Implementing digital twins with industrial plants is a challenge. For deployment of digital twins, the physical blueprint of all machines and parts is required. In reality, the blueprints are not up-to-date at most sites. Another factor is that most plants rely on multiple OEMs and vendors for various requirements. Digital twins have not yet become an industry standard and, until they do,  the benefits of digital twinning will be limited to the OEMs that seriously pursue this technology. While SCADA is still sufficient for most industrial operations, new industrial plants with a long-term outlook are the best candidates for deploying digital twins.


Benefits of Digital Twinning with SCADA

There are benefits that come from utilizing digital twinning with SCADA. Let’s look at what those benefits are and how they look within the system. 
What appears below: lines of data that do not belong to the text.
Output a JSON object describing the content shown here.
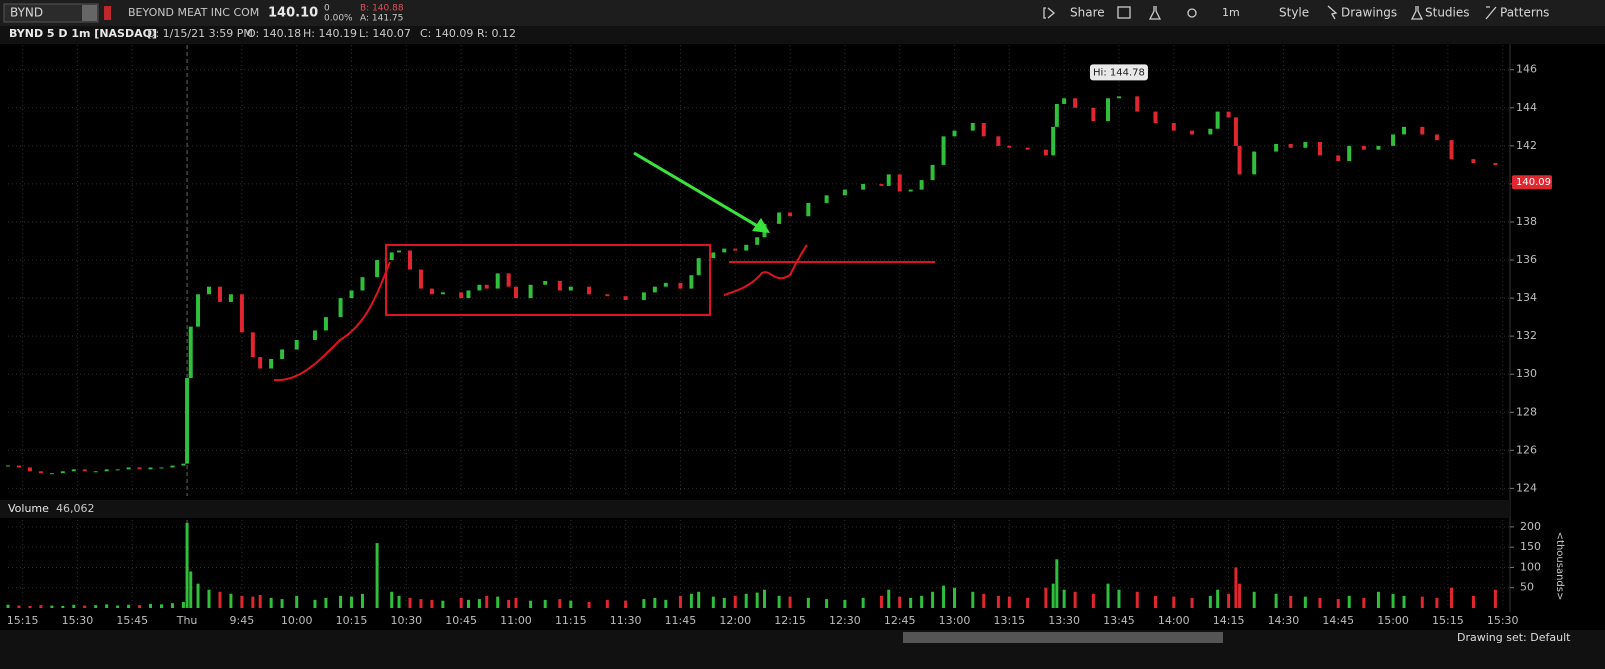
{
  "header": {
    "symbol": "BYND",
    "company": "BEYOND MEAT INC COM",
    "last": "140.10",
    "change": "0",
    "change_pct": "0.00%",
    "bid": "B: 140.88",
    "ask": "A: 141.75",
    "buttons": [
      "Share",
      "1m",
      "Style",
      "Drawings",
      "Studies",
      "Patterns"
    ]
  },
  "info_bar": [
    "D: 1/15/21 3:59 PM",
    "O: 140.18",
    "H: 140.19",
    "L: 140.07",
    "C: 140.09",
    "R: 0.12"
  ],
  "footer": "Drawing set: Default",
  "chart_data": [
    {
      "type": "candlestick",
      "title": "BYND 5 D 1m [NASDAQ]",
      "up_color": "#2fbf3a",
      "down_color": "#e0272f",
      "grid": true,
      "last_price": 140.09,
      "annotation": "Hi: 144.78",
      "x": [
        0,
        3,
        6,
        9,
        12,
        15,
        18,
        21,
        24,
        27,
        30,
        33,
        36,
        39,
        42,
        45,
        48,
        49,
        50,
        52,
        55,
        58,
        61,
        64,
        67,
        69,
        72,
        75,
        79,
        84,
        87,
        91,
        94,
        97,
        101,
        105,
        107,
        110,
        113,
        116,
        119,
        124,
        126,
        129,
        131,
        134,
        137,
        139,
        143,
        147,
        151,
        154,
        159,
        164,
        169,
        174,
        177,
        180,
        184,
        187,
        189,
        193,
        196,
        199,
        202,
        205,
        207,
        211,
        214,
        219,
        224,
        229,
        234,
        239,
        241,
        244,
        247,
        250,
        253,
        256,
        259,
        264,
        267,
        271,
        274,
        279,
        284,
        286,
        287,
        289,
        292,
        297,
        301,
        304,
        309,
        314,
        319,
        324,
        329,
        331,
        334,
        336,
        337,
        341,
        347,
        351,
        355,
        359,
        364,
        367,
        371,
        375,
        379,
        382,
        387,
        391,
        395,
        401,
        407
      ],
      "values": [
        125.2,
        125.1,
        124.9,
        124.8,
        124.8,
        124.9,
        125.0,
        124.9,
        124.9,
        125.0,
        125.0,
        125.1,
        125.0,
        125.1,
        125.1,
        125.2,
        125.3,
        129.8,
        132.5,
        134.2,
        134.6,
        133.8,
        134.2,
        132.2,
        130.9,
        130.3,
        130.8,
        131.3,
        131.8,
        132.3,
        133.0,
        134.0,
        134.4,
        135.1,
        136.0,
        136.4,
        136.5,
        135.5,
        134.5,
        134.2,
        134.3,
        134.0,
        134.4,
        134.7,
        134.5,
        135.3,
        134.6,
        134.0,
        134.7,
        134.9,
        134.4,
        134.6,
        134.2,
        134.1,
        133.9,
        134.3,
        134.6,
        134.8,
        134.5,
        135.2,
        136.1,
        136.4,
        136.6,
        136.5,
        136.8,
        137.2,
        137.9,
        138.5,
        138.3,
        139.0,
        139.4,
        139.7,
        140.0,
        139.9,
        140.5,
        139.6,
        139.7,
        140.2,
        141.0,
        142.5,
        142.8,
        143.2,
        142.5,
        142.0,
        141.9,
        141.8,
        141.5,
        143.0,
        144.2,
        144.5,
        144.0,
        143.3,
        144.5,
        144.6,
        143.8,
        143.2,
        142.8,
        142.6,
        142.9,
        143.8,
        143.5,
        142.0,
        140.5,
        141.7,
        142.1,
        141.9,
        142.2,
        141.5,
        141.2,
        142.0,
        141.8,
        142.0,
        142.6,
        143.0,
        142.6,
        142.3,
        141.3,
        141.1,
        141.0
      ],
      "xlim": [
        0,
        411
      ],
      "xticks": [
        {
          "value": 4,
          "label": "15:15"
        },
        {
          "value": 19,
          "label": "15:30"
        },
        {
          "value": 34,
          "label": "15:45"
        },
        {
          "value": 49,
          "label": "Thu"
        },
        {
          "value": 64,
          "label": "9:45"
        },
        {
          "value": 79,
          "label": "10:00"
        },
        {
          "value": 94,
          "label": "10:15"
        },
        {
          "value": 109,
          "label": "10:30"
        },
        {
          "value": 124,
          "label": "10:45"
        },
        {
          "value": 139,
          "label": "11:00"
        },
        {
          "value": 154,
          "label": "11:15"
        },
        {
          "value": 169,
          "label": "11:30"
        },
        {
          "value": 184,
          "label": "11:45"
        },
        {
          "value": 199,
          "label": "12:00"
        },
        {
          "value": 214,
          "label": "12:15"
        },
        {
          "value": 229,
          "label": "12:30"
        },
        {
          "value": 244,
          "label": "12:45"
        },
        {
          "value": 259,
          "label": "13:00"
        },
        {
          "value": 274,
          "label": "13:15"
        },
        {
          "value": 289,
          "label": "13:30"
        },
        {
          "value": 304,
          "label": "13:45"
        },
        {
          "value": 319,
          "label": "14:00"
        },
        {
          "value": 334,
          "label": "14:15"
        },
        {
          "value": 349,
          "label": "14:30"
        },
        {
          "value": 364,
          "label": "14:45"
        },
        {
          "value": 379,
          "label": "15:00"
        },
        {
          "value": 394,
          "label": "15:15"
        },
        {
          "value": 409,
          "label": "15:30"
        }
      ],
      "ylim": [
        123.6,
        147.3
      ],
      "yticks": [
        124,
        126,
        128,
        130,
        132,
        134,
        136,
        138,
        140,
        142,
        144,
        146
      ]
    },
    {
      "type": "bar",
      "title": "Volume",
      "subtitle": "46,062",
      "y_label": "<thousands>",
      "up_color": "#2fbf3a",
      "down_color": "#e0272f",
      "grid": true,
      "x": [
        0,
        3,
        6,
        9,
        12,
        15,
        18,
        21,
        24,
        27,
        30,
        33,
        36,
        39,
        42,
        45,
        48,
        49,
        50,
        52,
        55,
        58,
        61,
        64,
        67,
        69,
        72,
        75,
        79,
        84,
        87,
        91,
        94,
        97,
        101,
        105,
        107,
        110,
        113,
        116,
        119,
        124,
        126,
        129,
        131,
        134,
        137,
        139,
        143,
        147,
        151,
        154,
        159,
        164,
        169,
        174,
        177,
        180,
        184,
        187,
        189,
        193,
        196,
        199,
        202,
        205,
        207,
        211,
        214,
        219,
        224,
        229,
        234,
        239,
        241,
        244,
        247,
        250,
        253,
        256,
        259,
        264,
        267,
        271,
        274,
        279,
        284,
        286,
        287,
        289,
        292,
        297,
        301,
        304,
        309,
        314,
        319,
        324,
        329,
        331,
        334,
        336,
        337,
        341,
        347,
        351,
        355,
        359,
        364,
        367,
        371,
        375,
        379,
        382,
        387,
        391,
        395,
        401,
        407
      ],
      "values": [
        8,
        6,
        5,
        7,
        6,
        5,
        8,
        6,
        7,
        9,
        6,
        8,
        7,
        10,
        9,
        12,
        15,
        210,
        90,
        60,
        45,
        40,
        35,
        30,
        28,
        32,
        25,
        22,
        30,
        20,
        25,
        30,
        28,
        35,
        160,
        40,
        30,
        25,
        22,
        20,
        18,
        25,
        20,
        22,
        30,
        28,
        20,
        25,
        18,
        20,
        22,
        18,
        15,
        20,
        18,
        22,
        25,
        20,
        30,
        35,
        40,
        28,
        25,
        30,
        35,
        38,
        45,
        30,
        28,
        25,
        22,
        20,
        25,
        30,
        45,
        28,
        25,
        30,
        40,
        55,
        50,
        40,
        35,
        30,
        28,
        25,
        50,
        60,
        120,
        45,
        40,
        35,
        60,
        45,
        40,
        30,
        28,
        25,
        30,
        45,
        35,
        100,
        60,
        40,
        35,
        30,
        28,
        25,
        22,
        30,
        25,
        40,
        35,
        30,
        28,
        25,
        50,
        30,
        45
      ],
      "xlim": [
        0,
        411
      ],
      "ylim": [
        0,
        217
      ],
      "yticks": [
        50,
        100,
        150,
        200
      ]
    }
  ]
}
Reduce Unscheduled Downtime 

Unscheduled maintenance costs valuable time, resources, and capital for the machine/plant. With digital twins recording and analyzing data, we would be able to predict a potential fault with the machine, determine different alternatives that can be taken, and choose the most viable mode taking into consideration all the technical and business outcomes.


Model Development and Optimization 

As digital twins are fed with real-time sensor data, models of improved machinery and equipment can be tested with real-world scenarios in simulated environments. Digital twin data can also be used to improve a live machine, test new settings, and delivery of software updates. 

The latest technologies like augmented reality and virtual reality can be incorporated with the digital twin to increase access for inspection to provide a visual aid for on-ground professionals, access from a remote location, and more.


Figure 2. AR/VR can be incorporated into digital twinning to allow for visual aids and remote access and control.


Access to Large Scale Data

As seen in the aircraft example above, Airbus can benefit from the large scale data that Rolls Royce has with the engines in operation across all manufacturers. With SCADA, the benefit comes from the data that can be obtained at one point of operation. With the help of digital twinning, the manufacturer can benefit from the data from all of the plants where the same equipment is in operation. This brings about a huge advantage for the optimization of plant operations.

Digital twinning is the next step in the evolution of industrial process automation. The question is how soon the technology will be democratized to a point where it can be in operation across all industrial operations across the globe to achieve the scale it requires.